First wish: I wish my last wish would count as me consuming two wishes.
Second wish: I wish to have 0 wishes remaining.
First wish puts you down one wish, so ending at 2.
Second wish removes one wish, so at one, then wish happens putting you at 0,
then because this second wish now becomes your last, as you have 0 remaining, the first wish then takes effect and consumes another wish, putting you to - 1 and overflowing.
You’re correct but you have an off by 1 error.
First, the genie grants the wish.
NumWishes=0;
Then, having completed the wish, the genie deducts that wish from the remaining wishes.
NumWishes–;
And to complete the thought,
Lastly, the genie checks if the lampholder is out of wishes
If(NumWishes==0) {…}
(255==0) evaluates to False, so we fall past that check.
Yeah, but what if the counter gets decremented before the wish gets granted, huh?
You have 3 wishes.
First wish: I wish my last wish would count as me consuming two wishes.
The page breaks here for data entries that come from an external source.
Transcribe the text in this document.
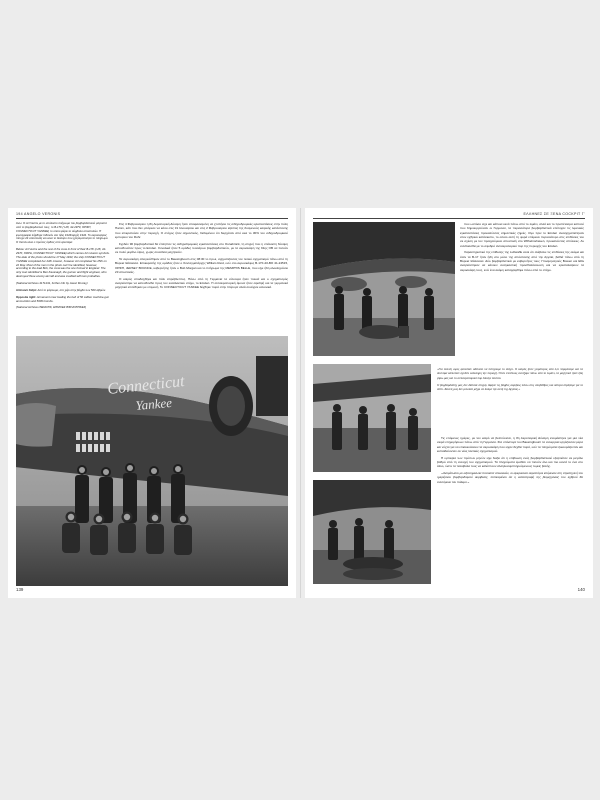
194 ANGELO VERONIS

Άνω: Ο Art Vernis με το υπόλοιπο πλήρωμα του βομβαρδιστικού μπροστά από το βομβαρδιστικό τους, το B-17F (Ί-28, 42-2970, ΟΡΦΗ, CONNECTICUT YANKEE) το οποίο φέρει τα σύμβολα αποστολών. Η φωτογραφία λήφθηκε πιθανόν στα τέλη 1943/αρχές 1944. Το αεροσκάφος πέτυχε 24 αποστολές και είναι το δεύτερο που χρησιμοποίησε το πλήρωμα. Ο Vernis είναι ο πρώτος όρθιος από αριστερά.

Below: Art Vernis and the rest of his crew in front of their B-17F (I-28, 42-2970, ORPH, CONNECTICUT YANKEE) which carries 24 mission symbols. The date of the photo should be 17 May 1943; the ship CONNECTICUT YANKEE completed her 24th mission, however Art completed his 25th on 22 May. Most of the men in the photo can't be identified, however, according to the lead Bob, the crew was the one formed in England. The only man identified is Ben Kavanagh, the gunner and flight engineer, who destroyed three enemy aircraft and was credited with two probables.

(National Archives 4171241, further info by Jason Murray)

Απέναντι δεξιά: Από το φόρτωμα, στο χέρι στην βόμβα των 500 λιβρών.

Opposite right: Armament crew loading the belt of 50 caliber machine-gun ammunition and 500lb bombs.

(National Archives ΘΕΜΑΤΙΚ, ΕΘΝΙΚΕΣ ΒΙΒΛΙΟΘΗΚΕΣ)

Στις 4 Φεβρουαρίου η 8η Αεροπορική Δύναμη ήταν αποφασισμένη να χτυπήσει τις σιδηροδρομικές εγκαταστάσεις στην πόλη Hamm, κάτι που δεν μπόρεσε να κάνει στις 31 Ιανουαρίου και στις 2 Φεβρουαρίου εξαιτίας της δυσμενούς καιρικής κατάστασης που επικρατούσε στην περιοχή. Ο στόχος ήταν σημαντικός, δεδομένου ότι διερχόταν από εκεί το 30% του σιδηροδρομικού εμπορίου του Ruhr.

Σχεδόν 90 βομβαρδιστικά θα έπλητταν τις σιδηροδρομικές εγκαταστάσεις στο Osnabrück, τη στιγμή που η υπόλοιπη δύναμη κατευθυνόταν προς το Emden. Συνολικά ήταν 5 ομάδες τεσσάρων βομβαρδιστικών, με τα αεροσκάφη της 91ης ΟΒ να πετούν σε πολύ μεγάλο ύψος, χωρίς συνοδεία μαχητικών.

Τα αεροσκάφη απογειώθηκαν από το Bassingbourn στις 08:30 το πρωί, σχηματίζοντας τον τελικό σχηματισμό πάνω από τη Βόρεια Θάλασσα. Επικεφαλής της ομάδας ήταν ο Συνταγματάρχης William Reid, ενώ στο αεροσκάφος B-17F-20-BO 41-24515, ΟΡΦΗ, JERSEY BOUNCE, κυβερνήτης ήταν ο Bob Morgan και το πλήρωμα της MEMPHIS BELLE, που είχε ήδη ολοκληρώσει 23 αποστολές.

Ο καιρός αποδείχθηκε και πάλι απρόβλεπτος. Πάνω από τη Γερμανία τα σύννεφα ήταν πυκνά και ο σχηματισμός αναγκάστηκε να κατευθυνθεί προς τον εναλλακτικό στόχο, το Emden. Η αντιαεροπορική άμυνα ήταν σφοδρή και τα γερμανικά μαχητικά επιτέθηκαν με επιμονή. Το CONNECTICUT YANKEE δέχθηκε πυρά στην πτέρυγα αλλά συνέχισε κανονικά.

Connecticut
Yankee
139
ΕΛΛΗΝΕΣ ΣΕ ΞΕΝΑ COCKPIT Γ'

που ωστόσο είχε και κάποια κενά πάνω από το λιμάνι, αλλά και το προπέτασμα καπνού που δημιουργούσαν οι Γερμανοί, τα περισσότερα βομβαρδιστικά επέτυχαν τις λιμενικές εγκαταστάσεις προκαλώντας σημαντικές ζημιές. Λίγο πριν το Emden ανασχηματίστηκαν στον εχθρικό κατάσκοπο, το οποίο αυτή τη φορά επέμεινε περισσότερο στις επιθέσεις του σε σχέση με τον προηγούμενο αποστολή στο Wilhelmshaven, προκαλώντας απώλειες. Αν συνδυασθεί με το σφοδρό αντιαεροπορικό πυρ της περιοχής του Emden.

Χαρακτηριστικό της επίθεσης της Luftwaffe είναι ότι ανέβαινε τις επιθέσεις της ακόμα και όταν τα B-17 ήταν ήδη στο μέσο της απόστασης από την Αγγλία, βαθιά πάνω από τη Βόρεια Θάλασσα. Δύο βομβαρδιστικά με κυβερνήτες τους Υποσμηναγούς Bowen και Ellis αναγκάστηκαν να κάνουν αναγκαστική προσθαλάσσωση και να εγκαταλείψουν τα αεροσκάφη τους, ενώ ένα ακόμη καταρρίφθηκε πάνω από το στόχο.

«Για πολλές ώρες φαινόταν αδύνατο να πετύχουμε το στόχο. Ο καιρός ήταν χειρότερος από ό,τι περιμέναμε και τα σύννεφα κάλυπταν σχεδόν ολόκληρη την περιοχή. Όταν επιτέλους ανοίξαμε πάνω από το λιμάνι, τα μαχητικά ήταν ήδη γύρω μας και το αντιαεροπορικό πυρ έσκαγε παντού.

Ο βομβαρδιστής μας δεν δίστασε στιγμή. Άφησε τις βόμβες ακριβώς πάνω στις αποβάθρες και ύστερα στρίψαμε για το σπίτι. Κανείς μας δεν μιλούσε μέχρι να δούμε την ακτή της Αγγλίας.»

Τις επόμενες ημέρες, με τον καιρό να βελτιώνεται, η 8η Αεροπορική Δύναμη ετοιμάστηκε για μια νέα σειρά επιχειρήσεων πάνω από τη Γερμανία. Στα υπόστεγα του Bassingbourn τα συνεργεία εργάζονταν μέρα και νύχτα για να επισκευάσουν τα αεροσκάφη που είχαν δεχθεί πυρά, ενώ τα πληρώματα ξεκουράζονταν και εκπαιδεύονταν σε νέες τακτικές σχηματισμού.

Η εμπειρία των πρώτων μηνών είχε δείξει ότι η επιβίωση ενός βομβαρδιστικού εξαρτιόταν σε μεγάλο βαθμό από τη συνοχή του σχηματισμού. Τα πληρώματα έμαθαν να πετούν όλο και πιο κοντά το ένα στο άλλο, ώστε τα πολυβόλα τους να καλύπτουν αλληλοσυμπληρούμενους τομείς βολής.

«Αντιμέτωποι με αξιοσημείωτα ποσοστά απωλειών, οι αμερικανοί αεροπόροι επέμεναν στη στρατηγική του ημερήσιου βομβαρδισμού ακριβείας, πεπεισμένοι ότι η καταστροφή της βιομηχανίας του εχθρού θα συντόμευε τον πόλεμο.»

140
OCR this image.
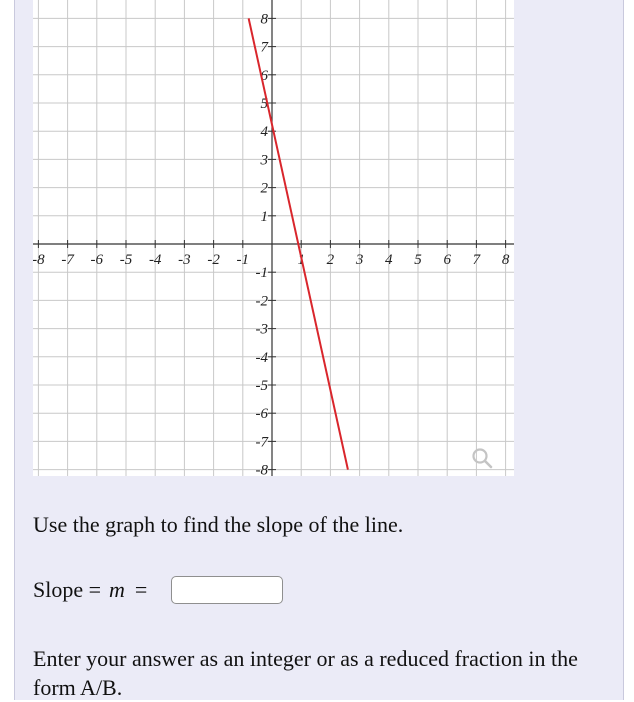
-8 -7 -6 -5 -4 -3 -2 -1	1 2 3 4 5 6 7 8
8
7
6
5
4
3
2
1
-1
-2
-3
-4
-5
-6
-7
-8
Use the graph to find the slope of the line.
Slope = m =
Enter your answer as an integer or as a reduced fraction in the form A/B.
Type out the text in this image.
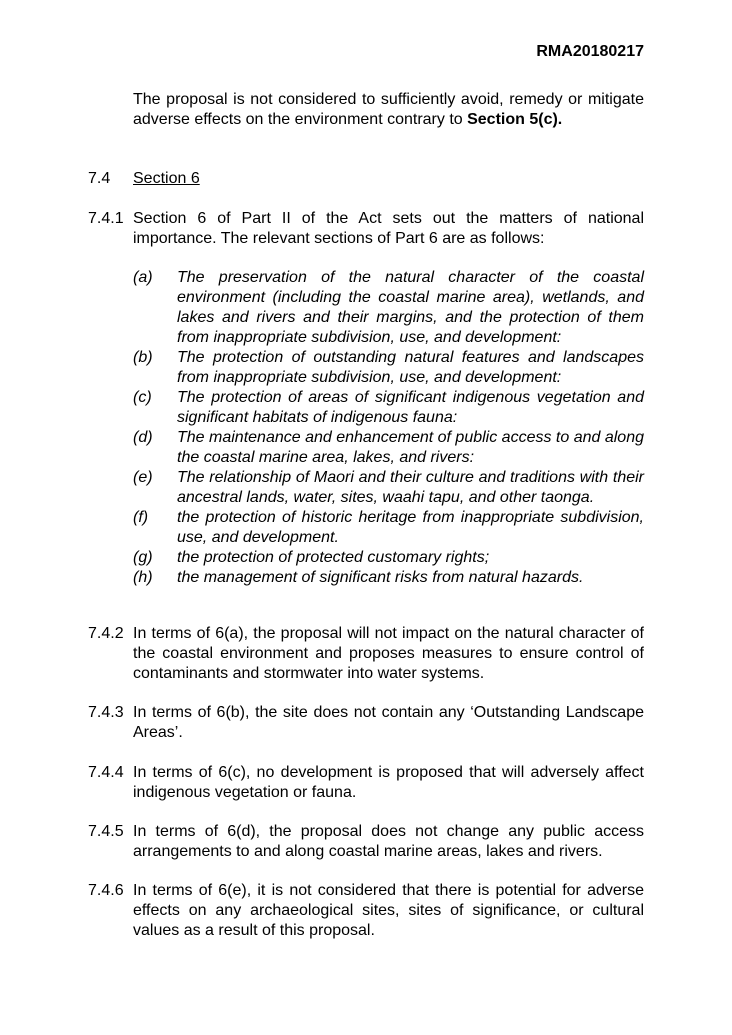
RMA20180217
The proposal is not considered to sufficiently avoid, remedy or mitigate adverse effects on the environment contrary to Section 5(c).
7.4	Section 6
7.4.1 Section 6 of Part II of the Act sets out the matters of national importance. The relevant sections of Part 6 are as follows:
(a)	The preservation of the natural character of the coastal environment (including the coastal marine area), wetlands, and lakes and rivers and their margins, and the protection of them from inappropriate subdivision, use, and development:
(b)	The protection of outstanding natural features and landscapes from inappropriate subdivision, use, and development:
(c)	The protection of areas of significant indigenous vegetation and significant habitats of indigenous fauna:
(d)	The maintenance and enhancement of public access to and along the coastal marine area, lakes, and rivers:
(e)	The relationship of Maori and their culture and traditions with their ancestral lands, water, sites, waahi tapu, and other taonga.
(f)	the protection of historic heritage from inappropriate subdivision, use, and development.
(g)	the protection of protected customary rights;
(h)	the management of significant risks from natural hazards.
7.4.2 In terms of 6(a), the proposal will not impact on the natural character of the coastal environment and proposes measures to ensure control of contaminants and stormwater into water systems.
7.4.3 In terms of 6(b), the site does not contain any ‘Outstanding Landscape Areas’.
7.4.4 In terms of 6(c), no development is proposed that will adversely affect indigenous vegetation or fauna.
7.4.5 In terms of 6(d), the proposal does not change any public access arrangements to and along coastal marine areas, lakes and rivers.
7.4.6 In terms of 6(e), it is not considered that there is potential for adverse effects on any archaeological sites, sites of significance, or cultural values as a result of this proposal.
Second wish: I wish to have 0 wishes remaining.
First wish puts you down one wish, so ending at 2. Second wish removes one wish, so at one, then wish happens putting you at 0,
then because this second wish now becomes your last, as you have 0 remaining, the first wish then takes effect and consumes another wish, putting you to - 1 and overflowing.
Didn’t even get the joke here because this is how I always imagined genie wishes working.
Genie in the OP image would’ve said “OK you now have 0 wishes”.
Since he said 255, my interpretation is a valid solution.
Of course, if we’re talking hypothetical wish gaining prevention methods, I’d just have a check before,
previous_wishes = wishes;
{Do all the wish things. wishes ends up with a 255 because of our shenanigans}
If(wishes>=previous_wishes) wishes = previous_wishes-1;
;If the current number of wishes isnt less than the old number of wishes, set it to the old number and subtract 1
If(wishes==0) {/*TODO: write function to end wish giving sequence*/}